As an example consider the following. (note that this is a phenomenally stupid example, but it highlights what I am trying to do).
using ForwardDiff
struct ThinWalledCircle
t::Float64
R::Float64
end
struct ThinWalledCirclePar{T}
t::T
R::T
end
function area(circle)
return 2 * π * circle.R * circle.t
end
function compute_area_circle(t::Float64, R::Number)
circle = ThinWalledCirclePar(t, R)
# circle = ThinWalledCircle(t, R)
return area(circle)
end
compute_area_circle(1e-3, 0.5)
Rfunc = R -> compute_area_circle(1e-3, R)
ForwardDiff.derivative(Rfunc, 0.4)
With either type ThinWalledCircle or ThinWalledCirclePar I am running into errors, because either the type of t is wrong or the type of R is wrong.
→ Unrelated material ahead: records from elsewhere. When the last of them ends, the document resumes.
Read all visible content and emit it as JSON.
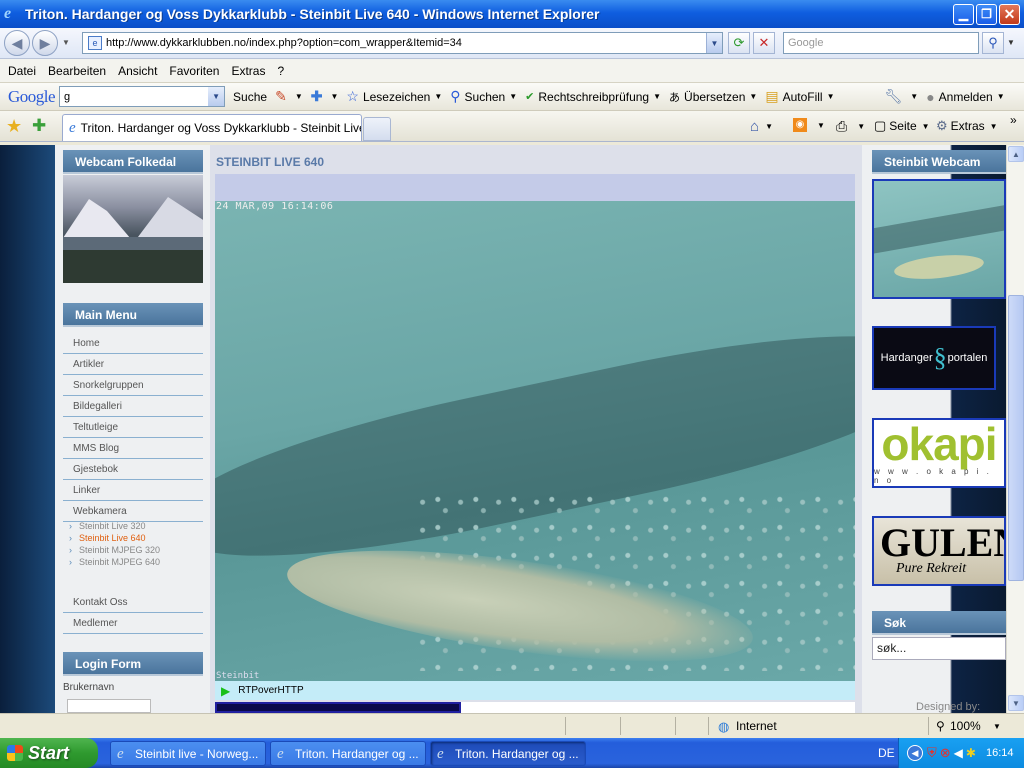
{
  "window": {
    "title": "Triton. Hardanger og Voss Dykkarklubb - Steinbit Live 640 - Windows Internet Explorer",
    "icon": "ie-icon"
  },
  "address": {
    "url": "http://www.dykkarklubben.no/index.php?option=com_wrapper&Itemid=34",
    "search_placeholder": "Google"
  },
  "menubar": [
    "Datei",
    "Bearbeiten",
    "Ansicht",
    "Favoriten",
    "Extras",
    "?"
  ],
  "google_toolbar": {
    "logo": "Google",
    "search_value": "g",
    "search_label": "Suche",
    "bookmarks": "Lesezeichen",
    "find": "Suchen",
    "spellcheck": "Rechtschreibprüfung",
    "translate": "Übersetzen",
    "autofill": "AutoFill",
    "signin": "Anmelden"
  },
  "tabbar": {
    "tab_title": "Triton. Hardanger og Voss Dykkarklubb - Steinbit Live ...",
    "page_label": "Seite",
    "tools_label": "Extras"
  },
  "page": {
    "left": {
      "webcam_title": "Webcam Folkedal",
      "main_menu_title": "Main Menu",
      "menu_items": [
        "Home",
        "Artikler",
        "Snorkelgruppen",
        "Bildegalleri",
        "Teltutleige",
        "MMS Blog",
        "Gjestebok",
        "Linker",
        "Webkamera"
      ],
      "sub_items": [
        "Steinbit Live 320",
        "Steinbit Live 640",
        "Steinbit MJPEG 320",
        "Steinbit MJPEG 640"
      ],
      "extra_items": [
        "Kontakt Oss",
        "Medlemer"
      ],
      "login_title": "Login Form",
      "username_label": "Brukernavn"
    },
    "main": {
      "title": "STEINBIT LIVE 640",
      "timestamp": "24 MAR,09 16:14:06",
      "watermark": "Steinbit",
      "player_label": "RTPoverHTTP"
    },
    "right": {
      "webcam_title": "Steinbit Webcam",
      "banner1_left": "Hardanger",
      "banner1_right": "portalen",
      "banner2_big": "okapi",
      "banner2_small": "w w w . o k a p i . n o",
      "banner3_big": "GULEN",
      "banner3_small": "Pure Rekreit",
      "search_title": "Søk",
      "search_value": "søk...",
      "designed": "Designed by:"
    }
  },
  "statusbar": {
    "zone": "Internet",
    "zoom": "100%"
  },
  "taskbar": {
    "start": "Start",
    "tasks": [
      "Steinbit live - Norweg...",
      "Triton. Hardanger og ...",
      "Triton. Hardanger og ..."
    ],
    "lang": "DE",
    "clock": "16:14"
  }
}
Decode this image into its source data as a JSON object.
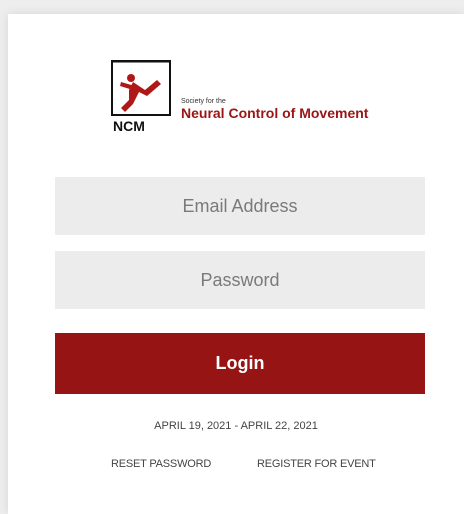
{
  "logo": {
    "mark_text": "NCM",
    "small_text": "Society for the",
    "big_text": "Neural Control of Movement",
    "brand_color": "#9a1515"
  },
  "form": {
    "email_placeholder": "Email Address",
    "password_placeholder": "Password",
    "login_label": "Login",
    "button_color": "#971414"
  },
  "event": {
    "dates": "APRIL 19, 2021  -  APRIL 22, 2021"
  },
  "links": {
    "reset_password": "RESET PASSWORD",
    "register": "REGISTER FOR EVENT"
  }
}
The error message for the code above is
ERROR: LoadError: MethodError: no method matching ThinWalledCirclePar(::Float64, ::ForwardDiff.Dual{ForwardDiff.Tag{var"#35#36",Float64},Float64,1})
Closest candidates are:
ThinWalledCirclePar(::T, ::T) where T at /app/test/diff_ds_example.jl:12
Stacktrace:
[1] compute_area_circle(::Float64, ::ForwardDiff.Dual{ForwardDiff.Tag{var"#35#36",Float64},Float64,1}) at /app/test/diff_ds_example.jl:25
[2] (::var"#35#36")(::ForwardDiff.Dual{ForwardDiff.Tag{var"#35#36",Float64},Float64,1}) at /app/test/diff_ds_example.jl:33
[3] derivative(::var"#35#36", ::Float64) at /root/.julia/packages/ForwardDiff/CrVlm/src/derivative.jl:13
[4] top-level scope at /app/test/diff_ds_example.jl:35
[5] include(::String) at ./client.jl:439
[6] top-level scope at REPL[6]:1
[7] eval(::Module, ::Any) at ./boot.jl:331
[8] eval_user_input(::Any, ::REPL.REPLBackend) at /usr/local/julia-1.4.2/usr/share/julia/stdlib/v1.4/REPL/src/REPL.jl:86
[9] run_backend(::REPL.REPLBackend) at /root/.julia/packages/Revise/BqeJF/src/Revise.jl:1184
[10] top-level scope at none:0
in expression starting at /app/test/diff_ds_example.jl:35
I can think of two solutions, both with drawbacks:
- Change all types from
Float64toNumber. But becauseNumberis an abstract type this is going to cost performance, right? - Make each data structure parametric on at least two types (one for the non-optimized variables and one for the optimized variables). That shouldn’t cost performance but results in a ton of (nested) parametric types meaning the code gets quite messy (and compilation takes longer?). Additional problem is that I then can’t optimize only a subset of the optimization variables, because I would again run into type errors.
Can anyone think of a better way of doing this? Or have an opinion on which approach is better (1 or 2)?